The service is quiet and reserved. Everyone here clearly has money and isn’t afraid to use it for their whims. Luke keeps me by his side the entire time. It seems as if he expects me to run at any moment. His hand grips mine as people file in, giving their condolences. He nods respectfully, but barely speaks. I find myself thanking them all for him, and it feels weird.

Luke doesn’t bother to introduce me to anyone, so unless they ask, I don’t either. Jeremy walks over with a tall man who looks a lot like him. “Come on, Dad. I just want you to meet her. Then maybe you’ll understand.”

His dad barely looks up from the cell phone in his hand as Jeremy introduces us and I offer my hand. Mr. Franklin glances at it and says, “Yes, yes, very nice. I have to go.”

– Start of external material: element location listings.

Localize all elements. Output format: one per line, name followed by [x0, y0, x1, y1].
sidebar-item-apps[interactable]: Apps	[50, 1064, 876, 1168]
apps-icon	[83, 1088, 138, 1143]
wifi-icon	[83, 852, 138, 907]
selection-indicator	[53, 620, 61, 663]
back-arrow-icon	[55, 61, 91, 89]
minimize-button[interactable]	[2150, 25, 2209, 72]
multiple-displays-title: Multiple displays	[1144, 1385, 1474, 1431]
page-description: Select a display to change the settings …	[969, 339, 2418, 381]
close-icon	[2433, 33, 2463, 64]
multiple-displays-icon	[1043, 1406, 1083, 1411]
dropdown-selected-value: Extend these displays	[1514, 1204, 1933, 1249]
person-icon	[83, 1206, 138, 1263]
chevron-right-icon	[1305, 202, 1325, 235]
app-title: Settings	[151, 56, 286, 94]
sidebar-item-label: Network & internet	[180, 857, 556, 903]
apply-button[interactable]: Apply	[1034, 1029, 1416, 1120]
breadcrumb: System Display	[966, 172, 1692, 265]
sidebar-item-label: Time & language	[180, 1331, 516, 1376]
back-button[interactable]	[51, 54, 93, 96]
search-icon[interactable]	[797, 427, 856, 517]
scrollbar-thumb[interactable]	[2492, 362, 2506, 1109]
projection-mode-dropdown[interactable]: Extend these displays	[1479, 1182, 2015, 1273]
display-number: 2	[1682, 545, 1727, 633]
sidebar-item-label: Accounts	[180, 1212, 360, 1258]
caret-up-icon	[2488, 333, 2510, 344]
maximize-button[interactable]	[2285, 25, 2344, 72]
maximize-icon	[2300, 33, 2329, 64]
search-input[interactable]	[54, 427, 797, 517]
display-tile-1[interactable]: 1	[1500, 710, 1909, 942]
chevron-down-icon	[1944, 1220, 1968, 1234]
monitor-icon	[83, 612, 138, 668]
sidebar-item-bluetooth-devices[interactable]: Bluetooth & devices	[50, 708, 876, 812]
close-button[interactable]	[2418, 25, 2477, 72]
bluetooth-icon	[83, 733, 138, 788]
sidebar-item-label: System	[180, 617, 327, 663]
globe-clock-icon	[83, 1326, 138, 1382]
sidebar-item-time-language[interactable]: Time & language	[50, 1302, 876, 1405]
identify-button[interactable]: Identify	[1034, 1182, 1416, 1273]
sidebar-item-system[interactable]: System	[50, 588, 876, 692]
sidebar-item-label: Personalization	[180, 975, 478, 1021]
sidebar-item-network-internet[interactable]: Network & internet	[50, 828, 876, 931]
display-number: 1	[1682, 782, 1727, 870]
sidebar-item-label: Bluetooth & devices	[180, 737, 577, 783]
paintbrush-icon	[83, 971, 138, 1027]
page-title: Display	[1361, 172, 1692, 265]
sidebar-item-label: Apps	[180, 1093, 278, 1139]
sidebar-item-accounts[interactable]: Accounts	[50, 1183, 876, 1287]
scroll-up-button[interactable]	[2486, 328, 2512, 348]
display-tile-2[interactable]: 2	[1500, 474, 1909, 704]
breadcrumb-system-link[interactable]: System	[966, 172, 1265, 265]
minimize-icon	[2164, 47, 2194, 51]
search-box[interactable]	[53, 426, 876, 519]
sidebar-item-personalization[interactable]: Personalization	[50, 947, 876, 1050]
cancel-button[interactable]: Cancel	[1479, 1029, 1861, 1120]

I can’t stop myself from tapping into his cell phone to see exactly what’s so urgent that he can’t give his son a moment of his time. The message surprises me, and I have to cough to cover my gasp. Someone has texted Franklin about Big_Dick_73’s death. The only reason to do that would be if Franklin was also connected to the trafficking ring.

After he walks away, I turn to Jeremy and Luke. “Do you guys know a lot about your dads’ businesses?” I try to sound casual, but I have to know if my guys are involved. I won’t be able to protect them if they are. To be honest, I wouldn’t want to.